Greece’s Lamda Development hopes to secure all the necessary licences to start a huge development of luxury homes and offices at a disused airport site in Athens early next year, its top executive said on Thursday.

The former Elliniko airport, a sprawling site of disused runways, terminals and venues used for the Athens 2004 Olympics, has been abandoned for almost two decades.

Lamda plans to turn it into a complex of luxury homes, hotels, offices, a yachting marina and a casino at a total cost of 8 billion euros ($8.8 billion), aiming to attract thousands more tourists and investors to the Greek capital.

The project, part of a post-bailout agreement between Greece and its lenders, has faced several hurdles in recent years. But the newly elected Conservative government has expedited plans, including a tender for a casino resort at the site.
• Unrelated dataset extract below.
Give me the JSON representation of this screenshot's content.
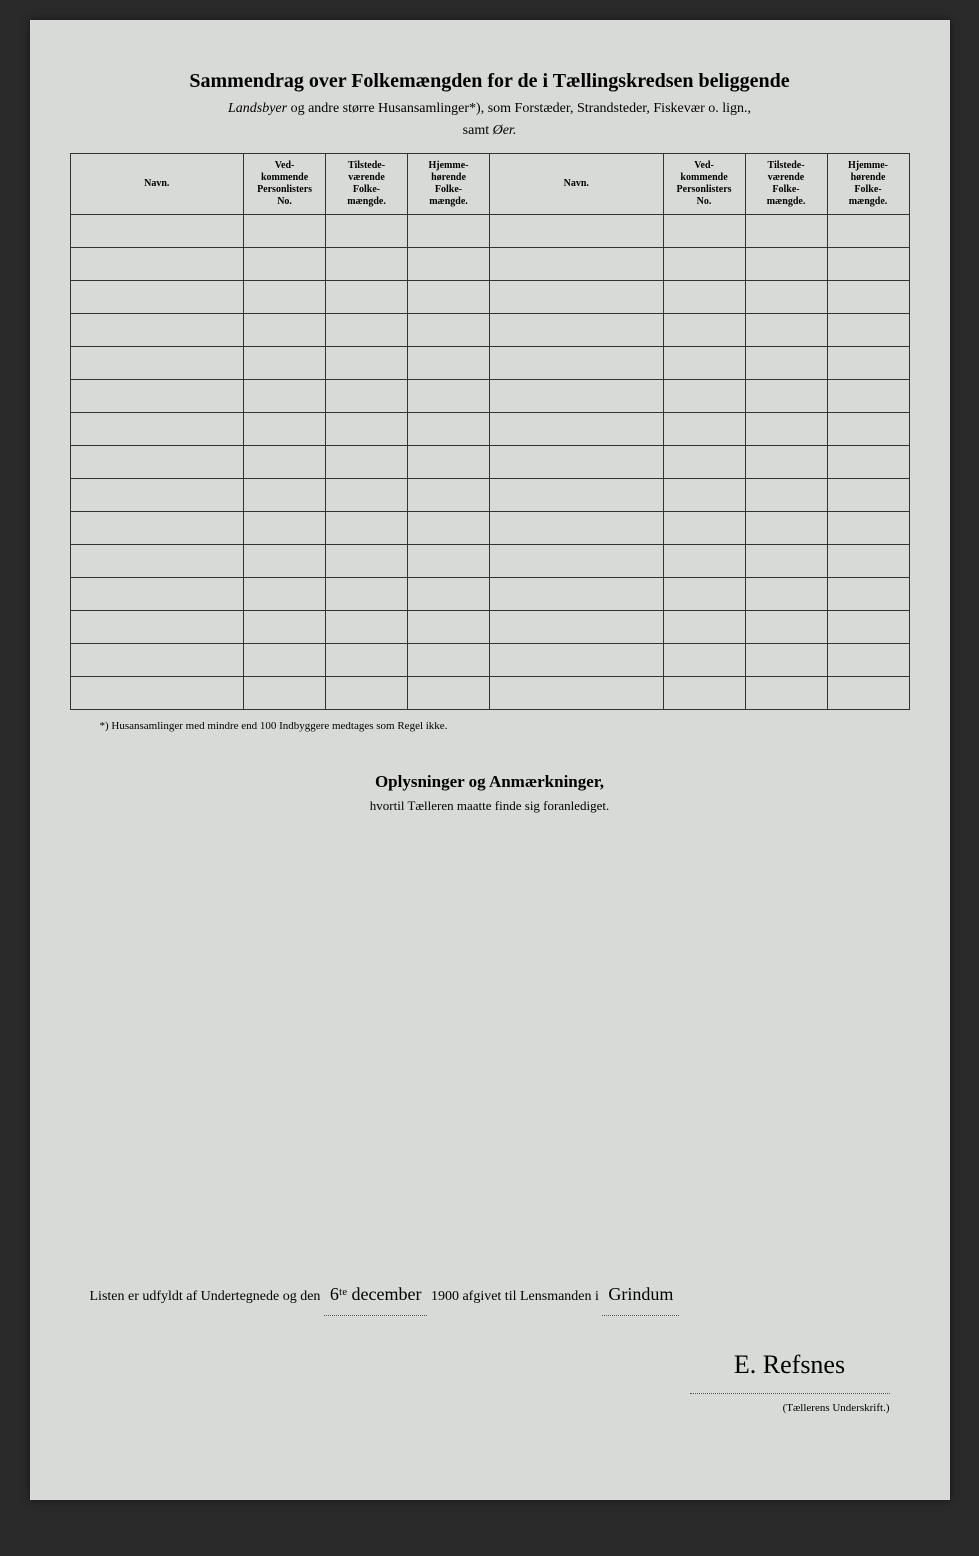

“I believe when we go in, and this I think will happen in January – in any case, early next year – all permitting will be completed. There will be no risk in terms of licensing,” Lamda’s Chief Executive Officer Odisseas Athanasiou told shareholders, as they met to vote on an equity issue of up to 650 million euros to fund part of the investment.

Not just a cash call

Lamda announced the cash call last month, saying China’s Fosun and Arab funds had withdrawn interest in the project and it would undertake the development on its own due to the complexity and strict timetable.
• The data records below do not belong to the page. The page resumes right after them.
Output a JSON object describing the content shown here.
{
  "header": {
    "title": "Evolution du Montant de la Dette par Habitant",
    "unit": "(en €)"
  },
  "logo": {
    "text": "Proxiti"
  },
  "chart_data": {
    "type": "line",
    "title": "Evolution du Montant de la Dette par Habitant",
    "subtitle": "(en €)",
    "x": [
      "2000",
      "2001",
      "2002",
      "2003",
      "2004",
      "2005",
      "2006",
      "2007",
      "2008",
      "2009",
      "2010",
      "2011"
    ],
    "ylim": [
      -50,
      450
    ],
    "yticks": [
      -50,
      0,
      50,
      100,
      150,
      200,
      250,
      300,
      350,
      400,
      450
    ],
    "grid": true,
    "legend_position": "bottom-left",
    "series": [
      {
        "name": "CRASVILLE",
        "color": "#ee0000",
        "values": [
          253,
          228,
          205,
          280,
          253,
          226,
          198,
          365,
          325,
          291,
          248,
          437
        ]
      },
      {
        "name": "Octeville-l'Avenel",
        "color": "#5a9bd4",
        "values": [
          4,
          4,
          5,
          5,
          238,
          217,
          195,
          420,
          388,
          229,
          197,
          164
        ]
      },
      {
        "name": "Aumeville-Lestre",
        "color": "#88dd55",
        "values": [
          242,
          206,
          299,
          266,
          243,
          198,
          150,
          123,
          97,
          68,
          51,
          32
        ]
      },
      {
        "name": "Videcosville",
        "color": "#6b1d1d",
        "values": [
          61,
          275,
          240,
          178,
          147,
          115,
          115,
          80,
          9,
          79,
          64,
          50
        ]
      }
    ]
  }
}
Its biggest shareholder, the Latsis family, has committed to fully exercise its preemptive rights over the share sale and underwrite any unsubscribed shares.

Greece’s biggest air carrier Aegean Airlines also said this week it would buy a 1.6 percent stake in Lamda and participate in the cash call.
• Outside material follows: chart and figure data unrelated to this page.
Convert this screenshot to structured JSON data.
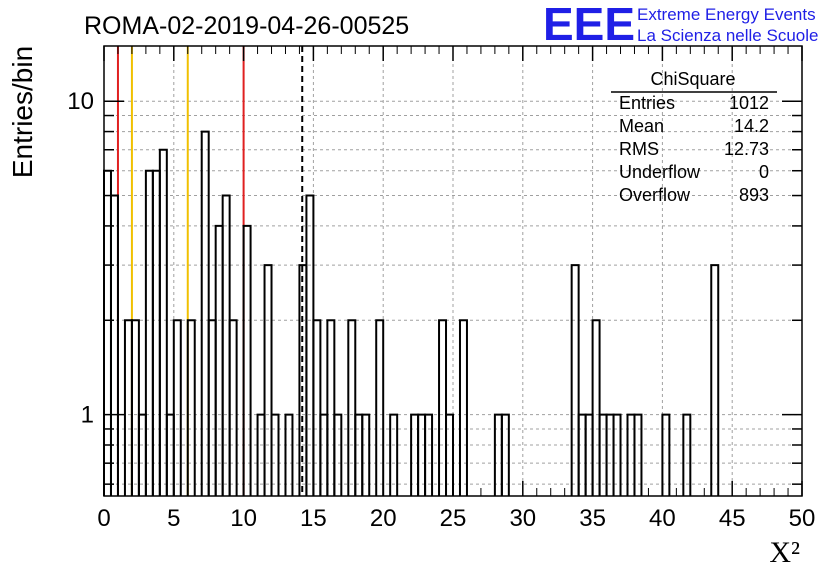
{
  "chart_data": {
    "type": "bar",
    "title": "ROMA-02-2019-04-26-00525",
    "xlabel": "X²",
    "ylabel": "Entries/bin",
    "xlim": [
      0,
      50
    ],
    "ylim": [
      0.55,
      15
    ],
    "y_scale": "log",
    "grid": true,
    "bin_width": 0.5,
    "x_ticks": [
      "0",
      "5",
      "10",
      "15",
      "20",
      "25",
      "30",
      "35",
      "40",
      "45",
      "50"
    ],
    "y_ticks": [
      "1",
      "10"
    ],
    "x": [
      0.25,
      0.75,
      1.25,
      1.75,
      2.25,
      2.75,
      3.25,
      3.75,
      4.25,
      4.75,
      5.25,
      5.75,
      6.25,
      6.75,
      7.25,
      7.75,
      8.25,
      8.75,
      9.25,
      9.75,
      10.25,
      10.75,
      11.25,
      11.75,
      12.25,
      12.75,
      13.25,
      13.75,
      14.25,
      14.75,
      15.25,
      15.75,
      16.25,
      16.75,
      17.25,
      17.75,
      18.25,
      18.75,
      19.25,
      19.75,
      20.25,
      20.75,
      21.25,
      21.75,
      22.25,
      22.75,
      23.25,
      23.75,
      24.25,
      24.75,
      25.25,
      25.75,
      26.25,
      26.75,
      27.25,
      27.75,
      28.25,
      28.75,
      29.25,
      29.75,
      30.25,
      30.75,
      31.25,
      31.75,
      32.25,
      32.75,
      33.25,
      33.75,
      34.25,
      34.75,
      35.25,
      35.75,
      36.25,
      36.75,
      37.25,
      37.75,
      38.25,
      38.75,
      39.25,
      39.75,
      40.25,
      40.75,
      41.25,
      41.75,
      42.25,
      42.75,
      43.25,
      43.75,
      44.25,
      44.75,
      45.25,
      45.75,
      46.25,
      46.75,
      47.25,
      47.75,
      48.25,
      48.75,
      49.25,
      49.75
    ],
    "values": [
      6,
      5,
      0,
      2,
      2,
      1,
      6,
      6,
      7,
      1,
      2,
      0,
      2,
      0,
      8,
      2,
      4,
      5,
      2,
      0,
      4,
      0,
      1,
      3,
      1,
      0,
      1,
      0,
      3,
      5,
      2,
      1,
      2,
      1,
      0,
      2,
      1,
      1,
      0,
      2,
      0,
      1,
      0,
      0,
      1,
      1,
      1,
      0,
      2,
      1,
      0,
      2,
      0,
      0,
      0,
      0,
      1,
      1,
      0,
      0,
      0,
      0,
      0,
      0,
      0,
      0,
      0,
      3,
      1,
      1,
      2,
      1,
      1,
      1,
      0,
      1,
      1,
      0,
      0,
      0,
      1,
      0,
      0,
      1,
      0,
      0,
      0,
      3,
      0,
      0,
      0,
      0,
      0,
      0,
      0,
      0,
      0,
      0,
      0,
      0
    ],
    "vertical_lines": [
      {
        "x": 1.0,
        "color": "#e02020",
        "style": "solid"
      },
      {
        "x": 2.0,
        "color": "#f0c000",
        "style": "solid"
      },
      {
        "x": 6.0,
        "color": "#f0c000",
        "style": "solid"
      },
      {
        "x": 10.0,
        "color": "#e02020",
        "style": "solid"
      },
      {
        "x": 14.2,
        "color": "#000000",
        "style": "dashed"
      }
    ],
    "stats_box": {
      "title": "ChiSquare",
      "rows": [
        {
          "label": "Entries",
          "value": "1012"
        },
        {
          "label": "Mean",
          "value": "14.2"
        },
        {
          "label": "RMS",
          "value": "12.73"
        },
        {
          "label": "Underflow",
          "value": "0"
        },
        {
          "label": "Overflow",
          "value": "893"
        }
      ]
    },
    "logo": {
      "mark": "EEE",
      "line1": "Extreme Energy Events",
      "line2": "La Scienza nelle Scuole",
      "color": "#1f1fe6"
    }
  }
}
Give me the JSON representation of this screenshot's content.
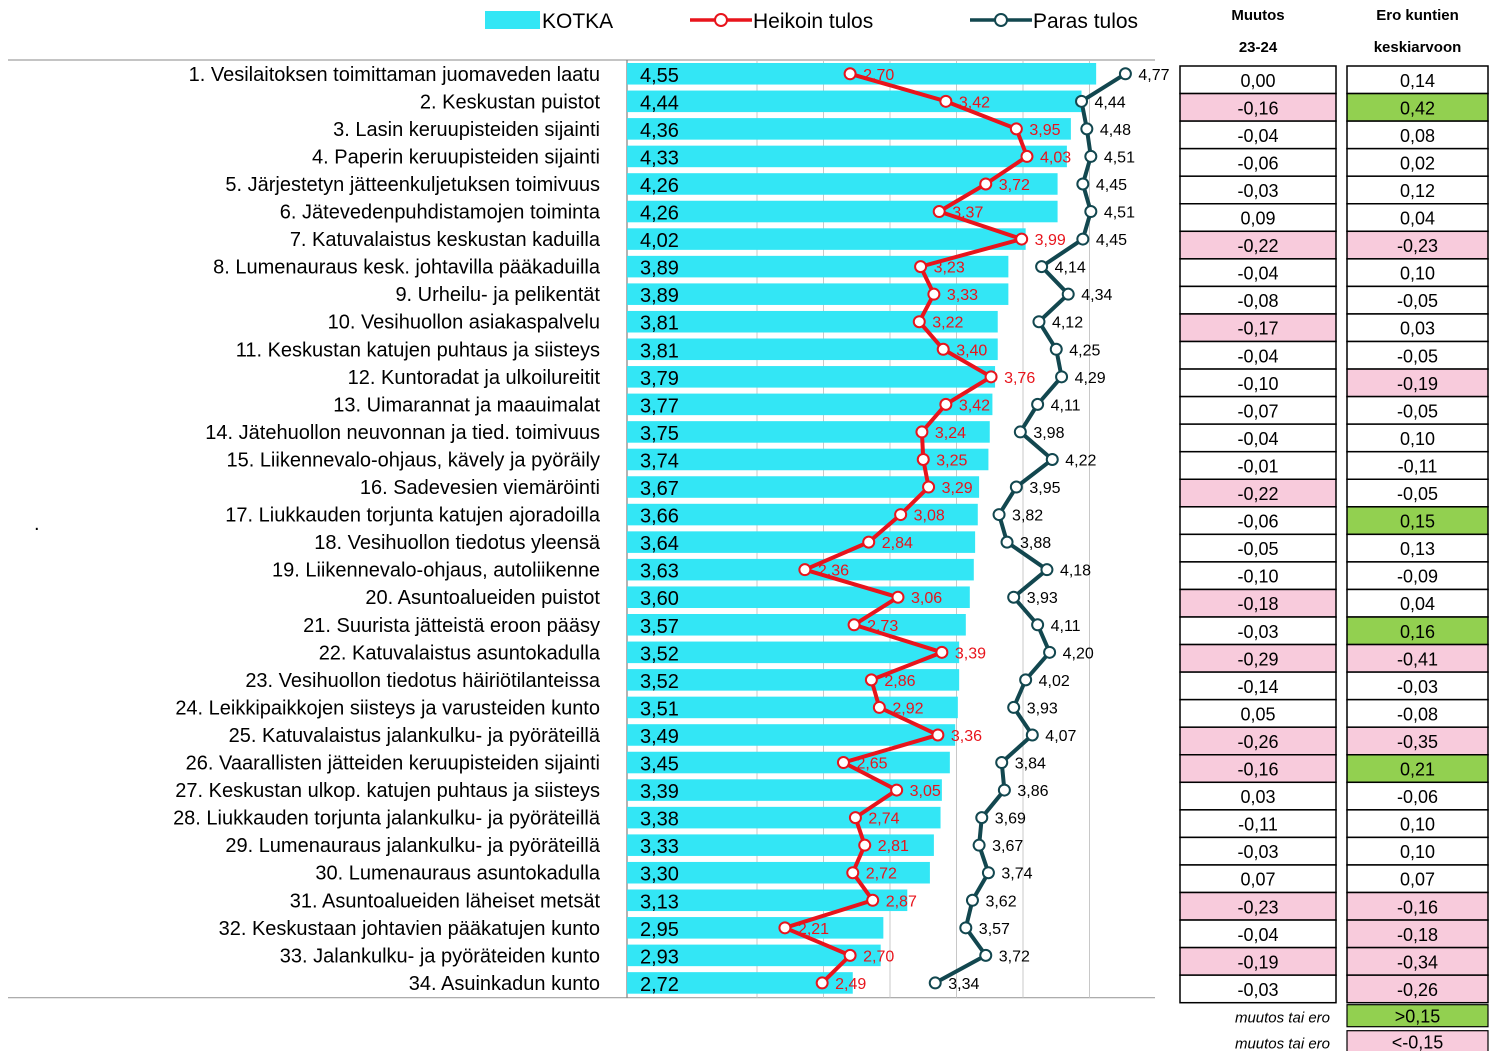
{
  "chart_data": {
    "type": "bar",
    "orientation": "horizontal",
    "xlim": [
      0,
      5
    ],
    "grid": true,
    "legend_position": "top",
    "series": [
      {
        "name": "KOTKA",
        "kind": "bar",
        "color": "#33e6f5",
        "values": [
          4.55,
          4.44,
          4.36,
          4.33,
          4.26,
          4.26,
          4.02,
          3.89,
          3.89,
          3.81,
          3.81,
          3.79,
          3.77,
          3.75,
          3.74,
          3.67,
          3.66,
          3.64,
          3.63,
          3.6,
          3.57,
          3.52,
          3.52,
          3.51,
          3.49,
          3.45,
          3.39,
          3.38,
          3.33,
          3.3,
          3.13,
          2.95,
          2.93,
          2.72
        ],
        "labels": [
          "4,55",
          "4,44",
          "4,36",
          "4,33",
          "4,26",
          "4,26",
          "4,02",
          "3,89",
          "3,89",
          "3,81",
          "3,81",
          "3,79",
          "3,77",
          "3,75",
          "3,74",
          "3,67",
          "3,66",
          "3,64",
          "3,63",
          "3,60",
          "3,57",
          "3,52",
          "3,52",
          "3,51",
          "3,49",
          "3,45",
          "3,39",
          "3,38",
          "3,33",
          "3,30",
          "3,13",
          "2,95",
          "2,93",
          "2,72"
        ]
      },
      {
        "name": "Heikoin tulos",
        "kind": "line",
        "color": "#e8141c",
        "values": [
          2.7,
          3.42,
          3.95,
          4.03,
          3.72,
          3.37,
          3.99,
          3.23,
          3.33,
          3.22,
          3.4,
          3.76,
          3.42,
          3.24,
          3.25,
          3.29,
          3.08,
          2.84,
          2.36,
          3.06,
          2.73,
          3.39,
          2.86,
          2.92,
          3.36,
          2.65,
          3.05,
          2.74,
          2.81,
          2.72,
          2.87,
          2.21,
          2.7,
          2.49
        ],
        "labels": [
          "2,70",
          "3,42",
          "3,95",
          "4,03",
          "3,72",
          "3,37",
          "3,99",
          "3,23",
          "3,33",
          "3,22",
          "3,40",
          "3,76",
          "3,42",
          "3,24",
          "3,25",
          "3,29",
          "3,08",
          "2,84",
          "2,36",
          "3,06",
          "2,73",
          "3,39",
          "2,86",
          "2,92",
          "3,36",
          "2,65",
          "3,05",
          "2,74",
          "2,81",
          "2,72",
          "2,87",
          "2,21",
          "2,70",
          "2,49"
        ]
      },
      {
        "name": "Paras tulos",
        "kind": "line",
        "color": "#12474f",
        "values": [
          4.77,
          4.44,
          4.48,
          4.51,
          4.45,
          4.51,
          4.45,
          4.14,
          4.34,
          4.12,
          4.25,
          4.29,
          4.11,
          3.98,
          4.22,
          3.95,
          3.82,
          3.88,
          4.18,
          3.93,
          4.11,
          4.2,
          4.02,
          3.93,
          4.07,
          3.84,
          3.86,
          3.69,
          3.67,
          3.74,
          3.62,
          3.57,
          3.72,
          3.34
        ],
        "labels": [
          "4,77",
          "4,44",
          "4,48",
          "4,51",
          "4,45",
          "4,51",
          "4,45",
          "4,14",
          "4,34",
          "4,12",
          "4,25",
          "4,29",
          "4,11",
          "3,98",
          "4,22",
          "3,95",
          "3,82",
          "3,88",
          "4,18",
          "3,93",
          "4,11",
          "4,20",
          "4,02",
          "3,93",
          "4,07",
          "3,84",
          "3,86",
          "3,69",
          "3,67",
          "3,74",
          "3,62",
          "3,57",
          "3,72",
          "3,34"
        ]
      }
    ],
    "categories": [
      "1. Vesilaitoksen toimittaman juomaveden laatu",
      "2. Keskustan puistot",
      "3. Lasin keruupisteiden sijainti",
      "4. Paperin keruupisteiden sijainti",
      "5. Järjestetyn jätteenkuljetuksen toimivuus",
      "6. Jätevedenpuhdistamojen toiminta",
      "7. Katuvalaistus keskustan kaduilla",
      "8. Lumenauraus kesk. johtavilla pääkaduilla",
      "9. Urheilu- ja pelikentät",
      "10. Vesihuollon asiakaspalvelu",
      "11. Keskustan katujen puhtaus ja siisteys",
      "12. Kuntoradat ja ulkoilureitit",
      "13. Uimarannat ja maauimalat",
      "14. Jätehuollon neuvonnan ja tied. toimivuus",
      "15. Liikennevalo-ohjaus, kävely ja pyöräily",
      "16. Sadevesien viemäröinti",
      "17. Liukkauden torjunta katujen ajoradoilla",
      "18. Vesihuollon tiedotus yleensä",
      "19. Liikennevalo-ohjaus, autoliikenne",
      "20. Asuntoalueiden puistot",
      "21. Suurista jätteistä eroon pääsy",
      "22. Katuvalaistus asuntokadulla",
      "23. Vesihuollon tiedotus häiriötilanteissa",
      "24. Leikkipaikkojen siisteys ja varusteiden kunto",
      "25. Katuvalaistus jalankulku- ja pyöräteillä",
      "26. Vaarallisten jätteiden keruupisteiden sijainti",
      "27. Keskustan ulkop. katujen puhtaus ja siisteys",
      "28. Liukkauden torjunta jalankulku- ja pyöräteillä",
      "29. Lumenauraus jalankulku- ja pyöräteillä",
      "30. Lumenauraus asuntokadulla",
      "31. Asuntoalueiden läheiset metsät",
      "32. Keskustaan johtavien pääkatujen kunto",
      "33. Jalankulku- ja pyöräteiden kunto",
      "34. Asuinkadun kunto"
    ],
    "table": {
      "col1_header": [
        "Muutos",
        "23-24"
      ],
      "col2_header": [
        "Ero kuntien",
        "keskiarvoon"
      ],
      "col1": [
        "0,00",
        "-0,16",
        "-0,04",
        "-0,06",
        "-0,03",
        "0,09",
        "-0,22",
        "-0,04",
        "-0,08",
        "-0,17",
        "-0,04",
        "-0,10",
        "-0,07",
        "-0,04",
        "-0,01",
        "-0,22",
        "-0,06",
        "-0,05",
        "-0,10",
        "-0,18",
        "-0,03",
        "-0,29",
        "-0,14",
        "0,05",
        "-0,26",
        "-0,16",
        "0,03",
        "-0,11",
        "-0,03",
        "0,07",
        "-0,23",
        "-0,04",
        "-0,19",
        "-0,03"
      ],
      "col2": [
        "0,14",
        "0,42",
        "0,08",
        "0,02",
        "0,12",
        "0,04",
        "-0,23",
        "0,10",
        "-0,05",
        "0,03",
        "-0,05",
        "-0,19",
        "-0,05",
        "0,10",
        "-0,11",
        "-0,05",
        "0,15",
        "0,13",
        "-0,09",
        "0,04",
        "0,16",
        "-0,41",
        "-0,03",
        "-0,08",
        "-0,35",
        "0,21",
        "-0,06",
        "0,10",
        "0,10",
        "0,07",
        "-0,16",
        "-0,18",
        "-0,34",
        "-0,26"
      ],
      "col1_highlight": [
        "",
        "neg",
        "",
        "",
        "",
        "",
        "neg",
        "",
        "",
        "neg",
        "",
        "",
        "",
        "",
        "",
        "neg",
        "",
        "",
        "",
        "neg",
        "",
        "neg",
        "",
        "",
        "neg",
        "neg",
        "",
        "",
        "",
        "",
        "neg",
        "",
        "neg",
        ""
      ],
      "col2_highlight": [
        "",
        "pos",
        "",
        "",
        "",
        "",
        "neg",
        "",
        "",
        "",
        "",
        "neg",
        "",
        "",
        "",
        "",
        "pos",
        "",
        "",
        "",
        "pos",
        "neg",
        "",
        "",
        "neg",
        "pos",
        "",
        "",
        "",
        "",
        "neg",
        "neg",
        "neg",
        "neg"
      ],
      "key": [
        {
          "label": "muutos tai ero",
          "value": ">0,15",
          "kind": "pos"
        },
        {
          "label": "muutos tai ero",
          "value": "<-0,15",
          "kind": "neg"
        }
      ],
      "colors": {
        "pos": "#92d050",
        "neg": "#f8cbdc"
      }
    },
    "stray_mark": "."
  }
}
“I am inviting you to take part not in a simple share capital increase but in the implementation of a project which we will all be proud of,” Athanasiou said.

Lamda, which first outlined the investment plan in 2013, expects to spend about 2 billion euros in the first five years of an estimated 25-year construction phase to build two skyscrapers of offices and a hotel, about 800 residences and a park, Athanasiou said.

“Investment risk for the first five years is covered,” he said, adding there had been strong foreign interest in the residences, of which there are eventually expected to be about 10,000.

Along with issuing new shares, Lamda expects to secure 400 million euros from property sales, about 800 million from banks loans and 150 million from issuing debt to reach that sum, he added.

Greece last week received two bids for the 1 billion euro casino resort within Hellenikon: one from US casino operator Mohegan Gaming & Entertainment partnered with Greek contractor GEK Terna, and another from Hard Rock International.